Bentley impeachment proceedings to proceed


Rebecca Rakowitz

Impeachment proceedings for Gov. Robert Bentley are set to begin in the House of Representatives Judiciary Committee today as the committee will make a recommendation for or against impeachment to the whole House.

The vote follows a unanimous ruling over the weekend by the Alabama State Supreme Court that impeachment proceedings against Governor Robert Bentley can start this week, thus reversing an order from a circuit court judge on Friday that had blocked impeachment proceedings. The court did not issue an opinion with the ruling.

“I want to thank the members of the Alabama Supreme Court for quickly acting on our appeal and recognizing what a circuit court judge didn’t understand, that there are three branches of government and the Alabama Legislature is free to conduct its business as prescribed in the state constitution,” Mike Jones, R-Andalusia, House Judiciary Committee chairman said in a statement.

Bentley’s legal team has argued that the hearings are unfair and do not give Bentley adequate opportunity to respond to accusations. They plan to submit briefs to the State Supreme Court regarding the matter by the Court’s Monday deadline, but the Montgomery Advertiser reports that the hearings will proceed regardless of the content of the briefs.

“It’s disappointing to hear the committee will plow forward while the Supreme Court is considering the case,” Ross Garber, Bentley’s lawyer said in a statement. “We have no idea what the committee has planned for Monday or who its witnesses will be.”

There have been calls for Bentley’s resignation or impeachment since last year when reports of an alleged affair with former adviser Rebekah Caldwell Mason and misuse of state funds emerged. During the 2016 legislative session, members of the Alabama House of Representatives filed articles of impeachment alleging neglect of duty, corruption, incompetency, and offenses of moral turpitude.

Last week’s release of a 131-page report from the investigator of Bentley’s impeachment charges added fuel to the fire powering efforts to remove the governor.
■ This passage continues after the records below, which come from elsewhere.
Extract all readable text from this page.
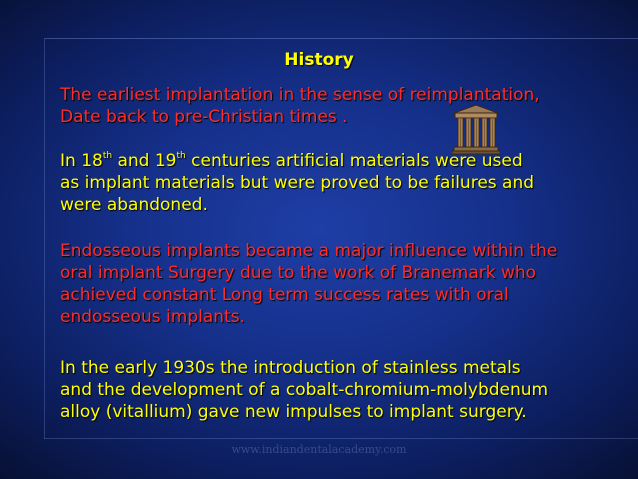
History
The earliest implantation in the sense of reimplantation,
Date back to pre-Christian times .
In 18th and 19th centuries artificial materials were used
as implant materials but were proved to be failures and
were abandoned.
Endosseous implants became a major influence within the
oral implant Surgery due to the work of Branemark who
achieved constant Long term success rates with oral
endosseous implants.
In the early 1930s the introduction of stainless metals
and the development of a cobalt-chromium-molybdenum
alloy (vitallium) gave new impulses to implant surgery.
www.indiandentalacademy.com
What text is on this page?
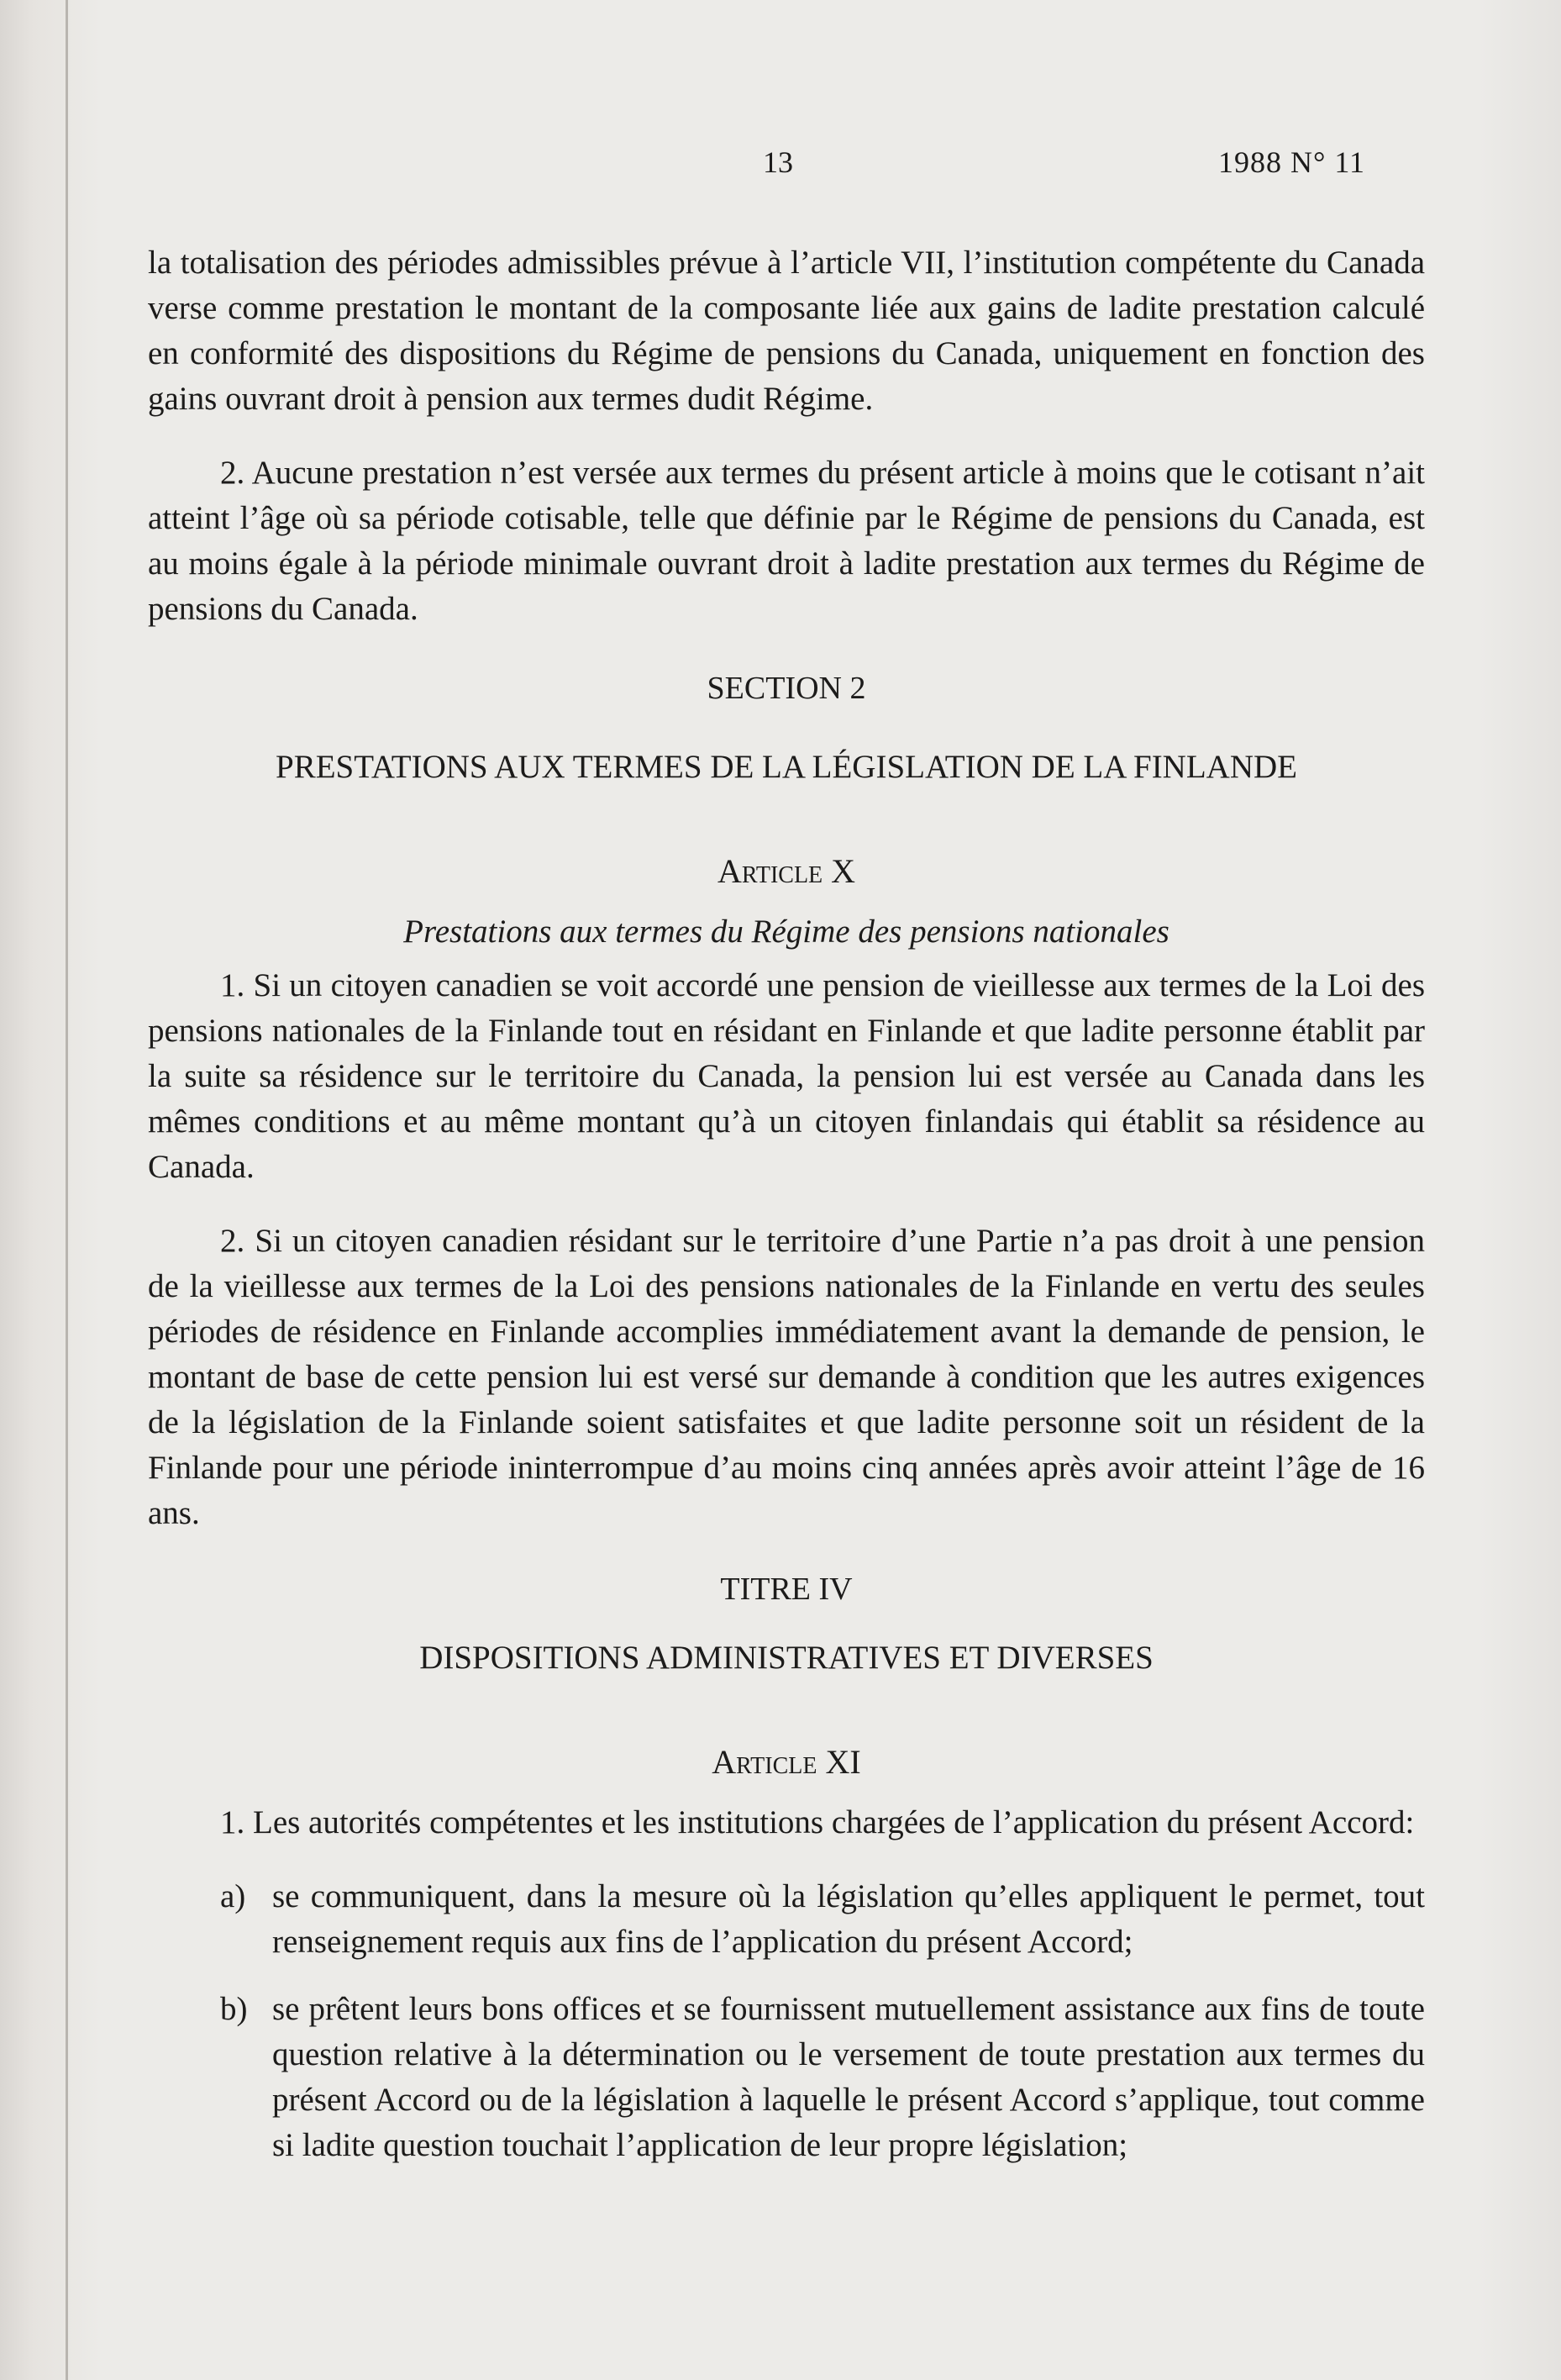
13	1988 N° 11

la totalisation des périodes admissibles prévue à l’article VII, l’institution compétente du Canada verse comme prestation le montant de la composante liée aux gains de ladite prestation calculé en conformité des dispositions du Régime de pensions du Canada, uniquement en fonction des gains ouvrant droit à pension aux termes dudit Régime.

2. Aucune prestation n’est versée aux termes du présent article à moins que le cotisant n’ait atteint l’âge où sa période cotisable, telle que définie par le Régime de pensions du Canada, est au moins égale à la période minimale ouvrant droit à ladite prestation aux termes du Régime de pensions du Canada.

SECTION 2
PRESTATIONS AUX TERMES DE LA LÉGISLATION DE LA FINLANDE
Article X
Prestations aux termes du Régime des pensions nationales

1. Si un citoyen canadien se voit accordé une pension de vieillesse aux termes de la Loi des pensions nationales de la Finlande tout en résidant en Finlande et que ladite personne établit par la suite sa résidence sur le territoire du Canada, la pension lui est versée au Canada dans les mêmes conditions et au même montant qu’à un citoyen finlandais qui établit sa résidence au Canada.

2. Si un citoyen canadien résidant sur le territoire d’une Partie n’a pas droit à une pension de la vieillesse aux termes de la Loi des pensions nationales de la Finlande en vertu des seules périodes de résidence en Finlande accomplies immédiatement avant la demande de pension, le montant de base de cette pension lui est versé sur demande à condition que les autres exigences de la législation de la Finlande soient satisfaites et que ladite personne soit un résident de la Finlande pour une période ininterrompue d’au moins cinq années après avoir atteint l’âge de 16 ans.

TITRE IV
DISPOSITIONS ADMINISTRATIVES ET DIVERSES
Article XI

1. Les autorités compétentes et les institutions chargées de l’application du présent Accord:

a) se communiquent, dans la mesure où la législation qu’elles appliquent le permet, tout renseignement requis aux fins de l’application du présent Accord;
b) se prêtent leurs bons offices et se fournissent mutuellement assistance aux fins de toute question relative à la détermination ou le versement de toute prestation aux termes du présent Accord ou de la législation à laquelle le présent Accord s’applique, tout comme si ladite question touchait l’application de leur propre législation;
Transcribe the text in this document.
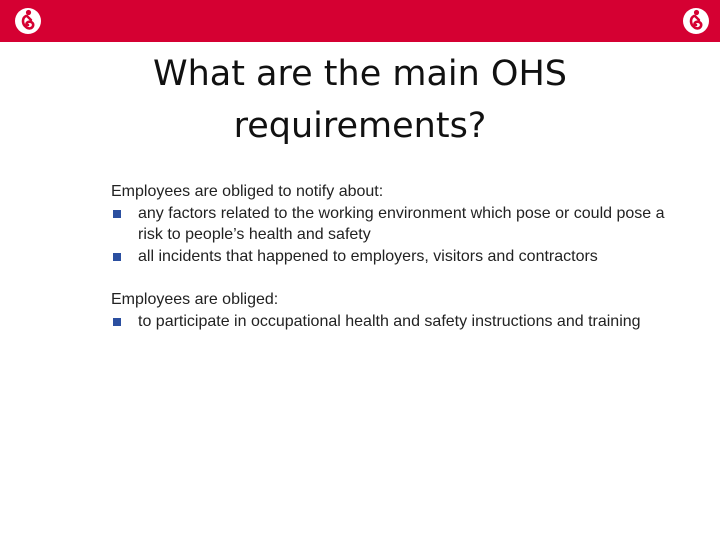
What are the main OHS
requirements?

Employees are obliged to notify about:

any factors related to the working environment which pose or could pose a risk to people’s health and safety
all incidents that happened to employers, visitors and contractors

Employees are obliged:

to participate in occupational health and safety instructions and training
However, the governor has been steadfast in his claim that he will not step down. 

“I do not plan to resign,” Bentley said at a news conference on Friday. “I have done nothing illegal. If the people want to know if I misused state resources, the answer is simply no. I have not.”

Apart from the Judiciary Committee report, the Alabama Ethics Commission released its own report last week, which stated that there is probable cause to believe Bentley violated state ethics and campaign laws. The AEC alleged Bentley used public resources for personal interests, received campaign donations outside of restricted time frames, and used campaign funds to pay for Mason’s legal fees.

Rather than referring their case to the office of the State Attorney General, the AEC opted to refer potential prosecution to the Montgomery County District Attorney’s Office. Bentley has denied each allegation.